The reality is that everyone wants to integrate. The Europeans want to integrate further. I was in Beijing just last week, and the Asian countries want to integrate further; there is talk of an Asian sensibility that's different from a North American or European sensibility. The talk there is about how to break down barriers.
As you know, in Europe it's a community, so there are commonalities of standards with respect to labour, with respect to environment, and with respect to products and their labelling. For them, the drive is to remove those differences, because those differences mean greater timing.
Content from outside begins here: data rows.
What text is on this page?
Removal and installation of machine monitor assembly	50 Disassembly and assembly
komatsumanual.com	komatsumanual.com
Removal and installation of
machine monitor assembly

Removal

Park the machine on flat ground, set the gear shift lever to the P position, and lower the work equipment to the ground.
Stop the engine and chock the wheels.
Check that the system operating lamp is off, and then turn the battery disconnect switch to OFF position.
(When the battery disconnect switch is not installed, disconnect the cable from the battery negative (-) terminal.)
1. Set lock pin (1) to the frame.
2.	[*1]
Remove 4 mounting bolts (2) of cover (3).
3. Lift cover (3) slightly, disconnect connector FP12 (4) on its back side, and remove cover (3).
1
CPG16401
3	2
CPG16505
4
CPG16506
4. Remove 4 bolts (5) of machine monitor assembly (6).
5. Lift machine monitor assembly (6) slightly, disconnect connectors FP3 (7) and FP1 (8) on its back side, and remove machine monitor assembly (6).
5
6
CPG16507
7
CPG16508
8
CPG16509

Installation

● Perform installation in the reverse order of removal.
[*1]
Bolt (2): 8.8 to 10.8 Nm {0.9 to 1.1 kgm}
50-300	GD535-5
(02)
As to whether those particular jurisdictions are suffering the kinds of issues that we suffer here in Canada, the answer is yes and no. It is yes in the sense that they're at a lower level of development, particularly in Asia, than we are in North America, so customs processing continues to be a problem that plagues them. From their perspective, that's something they need to work on. It's something they want to work on to reduce.
With respect to the United States, you asked why there is the problem of the time issue. That's the $64 million question. Part of it is security: the United States is feeling less secure. Since 2001 there has been a fundamental cultural shift in the way they view trading partners. That just means more paperwork. Then there is the issue of devoting dollars to infrastructure. As well, there is the issue of managing the complexities; we talked about them with respect to the Detroit bridge.
There are legal issues, there are dollar issues, and there are cultural issues. They wrap themselves up in a fairly complex ball.
Given the level of the importance of infrastructure and the complexity of the problems, delay, from our perspective, costs all Canadians billions of dollars.